Born in London, Watts emigrated to Perth with his family in 1906, later moving to Katanning. Having boarded at Guildford Grammar School, he was admitted to the Supreme Court of Western Australia in 1920 as a barrister and solicitor. Watts was elected to parliament for the Country Party at a 1935 by-election, necessitated by the death of Arnold Piesse.

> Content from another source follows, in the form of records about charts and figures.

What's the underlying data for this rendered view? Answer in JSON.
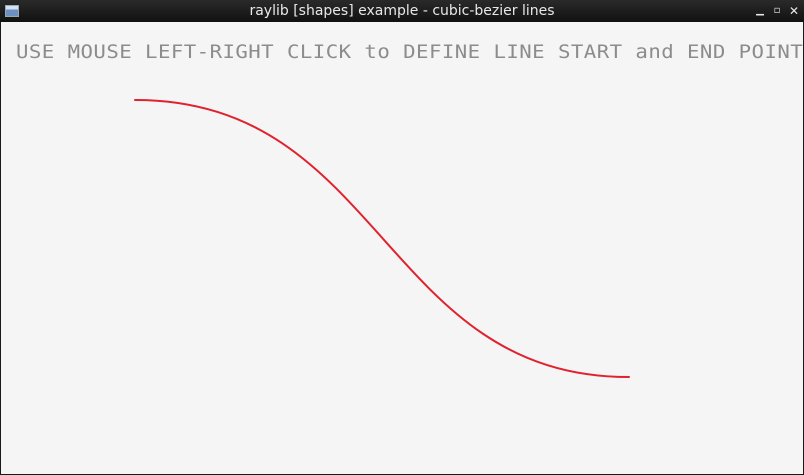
{
  "window": {
    "title": "raylib [shapes] example - cubic-bezier lines",
    "icon": "app-window-icon",
    "controls": {
      "minimize": "▁",
      "maximize": "▫",
      "close": "✕"
    }
  },
  "canvas": {
    "instruction": "USE MOUSE LEFT-RIGHT CLICK to DEFINE LINE START and END POINTS",
    "background_color": "#f5f5f5",
    "text_color": "#8c8c8c"
  },
  "bezier_line": {
    "color": "#e0222e"
  }
}
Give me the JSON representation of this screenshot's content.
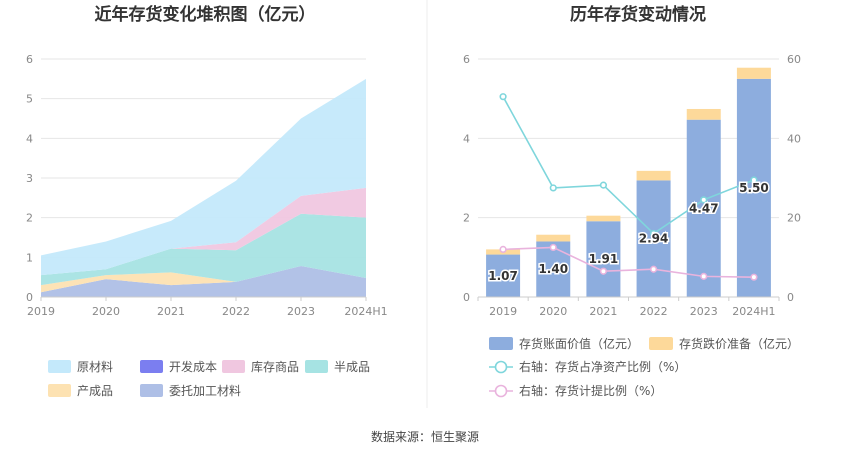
{
  "footer": "数据来源：恒生聚源",
  "chart_data": [
    {
      "type": "area",
      "title": "近年存货变化堆积图（亿元）",
      "x": [
        "2019",
        "2020",
        "2021",
        "2022",
        "2023",
        "2024H1"
      ],
      "ylim": [
        0,
        6
      ],
      "yticks": [
        "0",
        "1",
        "2",
        "3",
        "4",
        "5",
        "6"
      ],
      "stacked": true,
      "grid": true,
      "legend_position": "bottom",
      "series": [
        {
          "name": "委托加工材料",
          "color": "#aebfe6",
          "values": [
            0.12,
            0.45,
            0.3,
            0.38,
            0.78,
            0.48
          ]
        },
        {
          "name": "产成品",
          "color": "#fde2b2",
          "values": [
            0.18,
            0.1,
            0.32,
            0.0,
            0.0,
            0.0
          ]
        },
        {
          "name": "半成品",
          "color": "#a6e3e3",
          "values": [
            0.25,
            0.15,
            0.6,
            0.8,
            1.32,
            1.52
          ]
        },
        {
          "name": "开发成本",
          "color": "#7b7ef0",
          "values": [
            0,
            0,
            0,
            0,
            0,
            0
          ]
        },
        {
          "name": "库存商品",
          "color": "#f0c7e0",
          "values": [
            0.0,
            0.0,
            0.0,
            0.2,
            0.45,
            0.75
          ]
        },
        {
          "name": "原材料",
          "color": "#c4e9fb",
          "values": [
            0.5,
            0.7,
            0.7,
            1.55,
            1.95,
            2.75
          ]
        }
      ],
      "legend_order": [
        "原材料",
        "开发成本",
        "库存商品",
        "半成品",
        "产成品",
        "委托加工材料"
      ]
    },
    {
      "type": "bar",
      "title": "历年存货变动情况",
      "categories": [
        "2019",
        "2020",
        "2021",
        "2022",
        "2023",
        "2024H1"
      ],
      "ylim_left": [
        0,
        6
      ],
      "yticks_left": [
        "0",
        "2",
        "4",
        "6"
      ],
      "ylim_right": [
        0,
        60
      ],
      "yticks_right": [
        "0",
        "20",
        "40",
        "60"
      ],
      "grid": true,
      "legend_position": "bottom",
      "series": [
        {
          "name": "存货账面价值（亿元）",
          "kind": "bar",
          "axis": "left",
          "color": "#8dadde",
          "values": [
            1.07,
            1.4,
            1.91,
            2.94,
            4.47,
            5.5
          ],
          "labels": [
            "1.07",
            "1.40",
            "1.91",
            "2.94",
            "4.47",
            "5.50"
          ]
        },
        {
          "name": "存货跌价准备（亿元）",
          "kind": "bar",
          "axis": "left",
          "color": "#fdd99a",
          "values": [
            0.13,
            0.17,
            0.14,
            0.24,
            0.27,
            0.28
          ]
        },
        {
          "name": "右轴：存货占净资产比例（%）",
          "kind": "line",
          "axis": "right",
          "color": "#7fd6dc",
          "values": [
            50.5,
            27.5,
            28.2,
            16.0,
            24.5,
            29.5
          ]
        },
        {
          "name": "右轴：存货计提比例（%）",
          "kind": "line",
          "axis": "right",
          "color": "#e9b3dd",
          "values": [
            12.0,
            12.5,
            6.5,
            7.0,
            5.2,
            5.0
          ]
        }
      ]
    }
  ]
}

He succeeded Charles Latham as leader of the Country Party and leader of the opposition in 1942, and was made deputy premier to Ross McLarty following the 1947 state election.

Despite being Opposition leader, Watts did not become Premier with the change of government at the 1947 election as his party the Country Party won one less seat than its Coalition partner the Liberals resulting in Liberal leader McLarty becoming Premier instead.

It is one instance of an Opposition Leader who did not become Premier with an election producing a change of government.

The government was defeated at the 1953 election, but was re-elected at the six years, with Watts again serving as deputy premier under David Brand. He resigned as deputy premier in February 1962, and did not contest the state election the following month, having been appointed chairman of the State Licensing Courts. Watts died in Perth in June 1970.